Chapter 16.2, Problem 16.142P

To determine

Find a couple of M.

Answer to Problem 16.142P

The couple of M=-7.19N.m.

Explanation of Solution

Given information:

The attached rod A mass is=0.8kg

And length is=160mm

Rod BP mass is=1kg

Length is=200mm

Explanation:

First consider the unit vector along the axis of X and Y direction.

So, we have to find the vertical distance from point P and point A(y)

$\begin{array}{l}y=\left[\left(200mm\right)\frac{1m}{1000mm}\right]\sin {30}^0\\ =0.1m\end{array}$

Here, we take the coordinate points as (0,0.1m)

Then the position of the vector $r_{P/A}=-\left(0.1m\right)j$

Coordinate points of the point P with the point B is $\left(-0.2\cos {30}^{0}m,-0.2\sin {30}^{0}m\right)$

Then the position vector is $r_{P/B}=-\left(0.1732m\right)i-\left(0.1m\right)j$

Then the coordinate points with the point P and point E as (0,-0.16m)

Position vector is $r_{E/A}=-\left(0.16m\right)j$

Here, the unit vector k as angular direction in clockwise is negative and it is positive when counter clockwise.

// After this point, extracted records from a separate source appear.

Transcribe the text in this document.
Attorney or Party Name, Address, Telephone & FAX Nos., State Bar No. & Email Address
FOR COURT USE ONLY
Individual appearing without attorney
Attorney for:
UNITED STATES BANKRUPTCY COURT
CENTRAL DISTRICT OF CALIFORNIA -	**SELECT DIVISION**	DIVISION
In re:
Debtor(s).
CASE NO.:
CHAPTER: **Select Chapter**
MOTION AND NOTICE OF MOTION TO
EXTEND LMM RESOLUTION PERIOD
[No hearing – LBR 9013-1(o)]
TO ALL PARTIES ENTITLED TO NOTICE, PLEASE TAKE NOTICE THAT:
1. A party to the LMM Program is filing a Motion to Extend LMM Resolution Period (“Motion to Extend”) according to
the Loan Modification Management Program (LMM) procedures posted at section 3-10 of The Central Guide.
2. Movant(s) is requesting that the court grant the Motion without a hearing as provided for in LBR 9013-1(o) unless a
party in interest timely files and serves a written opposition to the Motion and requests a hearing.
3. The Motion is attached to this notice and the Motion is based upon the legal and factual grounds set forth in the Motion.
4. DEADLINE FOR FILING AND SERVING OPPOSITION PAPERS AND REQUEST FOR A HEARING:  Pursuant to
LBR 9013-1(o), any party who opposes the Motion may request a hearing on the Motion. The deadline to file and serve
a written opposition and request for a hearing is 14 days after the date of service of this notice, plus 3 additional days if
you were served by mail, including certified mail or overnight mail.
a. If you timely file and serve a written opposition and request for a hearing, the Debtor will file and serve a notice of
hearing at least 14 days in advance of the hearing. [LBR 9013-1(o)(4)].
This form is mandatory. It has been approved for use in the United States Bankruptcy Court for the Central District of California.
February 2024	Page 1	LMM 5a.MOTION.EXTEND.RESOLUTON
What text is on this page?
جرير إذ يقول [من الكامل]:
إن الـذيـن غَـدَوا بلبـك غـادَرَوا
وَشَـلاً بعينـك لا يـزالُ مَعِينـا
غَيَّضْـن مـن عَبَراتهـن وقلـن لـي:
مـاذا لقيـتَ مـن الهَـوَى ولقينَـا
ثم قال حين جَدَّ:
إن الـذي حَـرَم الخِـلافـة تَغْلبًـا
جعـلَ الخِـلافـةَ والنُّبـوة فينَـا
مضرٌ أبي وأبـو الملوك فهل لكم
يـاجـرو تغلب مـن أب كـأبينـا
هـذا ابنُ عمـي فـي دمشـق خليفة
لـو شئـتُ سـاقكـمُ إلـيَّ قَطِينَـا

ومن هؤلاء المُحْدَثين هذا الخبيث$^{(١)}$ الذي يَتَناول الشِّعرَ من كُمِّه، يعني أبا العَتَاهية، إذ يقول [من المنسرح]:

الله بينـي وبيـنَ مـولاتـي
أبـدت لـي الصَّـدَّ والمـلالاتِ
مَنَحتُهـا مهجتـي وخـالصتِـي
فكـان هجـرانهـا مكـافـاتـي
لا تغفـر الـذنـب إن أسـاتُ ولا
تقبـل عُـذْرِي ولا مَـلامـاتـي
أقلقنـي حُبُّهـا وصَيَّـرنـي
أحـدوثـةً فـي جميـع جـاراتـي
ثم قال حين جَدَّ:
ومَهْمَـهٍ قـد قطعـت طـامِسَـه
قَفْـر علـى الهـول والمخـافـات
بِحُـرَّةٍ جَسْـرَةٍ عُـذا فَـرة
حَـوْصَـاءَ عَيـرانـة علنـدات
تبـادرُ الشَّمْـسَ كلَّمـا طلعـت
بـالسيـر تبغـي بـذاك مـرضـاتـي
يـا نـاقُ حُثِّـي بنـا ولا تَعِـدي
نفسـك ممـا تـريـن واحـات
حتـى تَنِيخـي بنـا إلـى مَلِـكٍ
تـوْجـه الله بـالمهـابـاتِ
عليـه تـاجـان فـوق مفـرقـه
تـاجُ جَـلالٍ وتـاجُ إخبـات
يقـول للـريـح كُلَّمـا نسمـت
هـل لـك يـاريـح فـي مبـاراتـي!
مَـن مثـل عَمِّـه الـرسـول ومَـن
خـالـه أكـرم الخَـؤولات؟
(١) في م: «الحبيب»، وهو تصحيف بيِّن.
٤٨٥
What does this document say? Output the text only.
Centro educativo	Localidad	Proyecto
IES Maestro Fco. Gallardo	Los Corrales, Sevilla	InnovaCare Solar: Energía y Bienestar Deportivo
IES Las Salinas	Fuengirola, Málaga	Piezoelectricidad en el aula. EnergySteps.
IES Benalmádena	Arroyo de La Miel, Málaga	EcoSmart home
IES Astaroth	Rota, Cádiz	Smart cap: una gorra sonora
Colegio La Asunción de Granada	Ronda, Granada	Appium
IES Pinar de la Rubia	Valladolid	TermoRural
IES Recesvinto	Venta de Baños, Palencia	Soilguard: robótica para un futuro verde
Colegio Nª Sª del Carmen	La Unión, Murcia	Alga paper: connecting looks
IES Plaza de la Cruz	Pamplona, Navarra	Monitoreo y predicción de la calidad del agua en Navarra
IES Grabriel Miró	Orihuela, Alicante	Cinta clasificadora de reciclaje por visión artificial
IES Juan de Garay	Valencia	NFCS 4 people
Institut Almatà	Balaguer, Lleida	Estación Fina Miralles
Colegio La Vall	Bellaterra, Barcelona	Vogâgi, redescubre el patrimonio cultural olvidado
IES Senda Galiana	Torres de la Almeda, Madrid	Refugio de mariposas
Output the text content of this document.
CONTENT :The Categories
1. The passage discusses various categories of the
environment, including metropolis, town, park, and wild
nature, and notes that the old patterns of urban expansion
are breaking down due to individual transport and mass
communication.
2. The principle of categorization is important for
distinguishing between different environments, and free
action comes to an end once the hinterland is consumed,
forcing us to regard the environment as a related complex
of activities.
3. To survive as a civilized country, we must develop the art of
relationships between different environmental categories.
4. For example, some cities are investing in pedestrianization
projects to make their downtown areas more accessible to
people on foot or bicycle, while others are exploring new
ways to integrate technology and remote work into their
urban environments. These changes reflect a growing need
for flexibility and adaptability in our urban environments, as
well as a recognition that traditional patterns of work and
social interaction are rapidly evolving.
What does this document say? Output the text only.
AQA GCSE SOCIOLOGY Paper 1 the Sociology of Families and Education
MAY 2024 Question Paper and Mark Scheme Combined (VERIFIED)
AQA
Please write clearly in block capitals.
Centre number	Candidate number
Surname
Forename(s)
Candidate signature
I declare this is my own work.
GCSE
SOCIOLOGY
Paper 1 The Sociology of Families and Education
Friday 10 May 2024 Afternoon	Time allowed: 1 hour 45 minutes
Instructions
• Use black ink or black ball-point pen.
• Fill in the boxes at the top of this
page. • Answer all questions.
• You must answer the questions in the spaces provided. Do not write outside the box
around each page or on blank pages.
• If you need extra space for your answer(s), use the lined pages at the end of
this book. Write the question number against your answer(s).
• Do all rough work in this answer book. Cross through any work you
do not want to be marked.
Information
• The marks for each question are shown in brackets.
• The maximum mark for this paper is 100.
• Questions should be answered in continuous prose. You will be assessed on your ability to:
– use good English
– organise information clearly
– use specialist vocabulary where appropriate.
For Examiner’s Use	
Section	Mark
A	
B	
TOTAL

Angular velocity of the rod BP in vector form is

$-\left(20rad/s\right)k$

Velocity of the rod BP is

$\begin{array}{l}{v}_p={\omega }_{BP}\times r_{P/B}\\ v_p=\left[-\left(20rad/s\right)k\right]\left[-\left(0.1732m\right)i-\left(0.1m\right)j\right]\\ =\left(3.464m/s\right)\left(k\times i\right)+\left(2m/s\right)\left(k\times j\right)\\ =\left(3.464m/s\right)j+\left(2m/s\right)\left(-i\right)\\ =\left(3.464m/s\right)j-\left(2m/s\right)i----(1)\end{array}$

Formulate the velocity equation of point P

$\begin{array}{l}{v}_p={\omega }_{AE}\times r_{P/A}+v_{P/AE}\\ v_p=\left({\omega }_{AE}k\right)\left[-\left(0.1m\right)j\right]+uj\\ =-\left(0.1{\omega }_{AE}\right)\left(k\times j\right)+uj\\ =-\left(0.1{\omega }_{AE}\right)\left(-i\right)+uj\\ =\left(0.1{\omega }_{AE}\right)i+uj---(2)\end{array}$

Compare the i terms from equation (1) And (2)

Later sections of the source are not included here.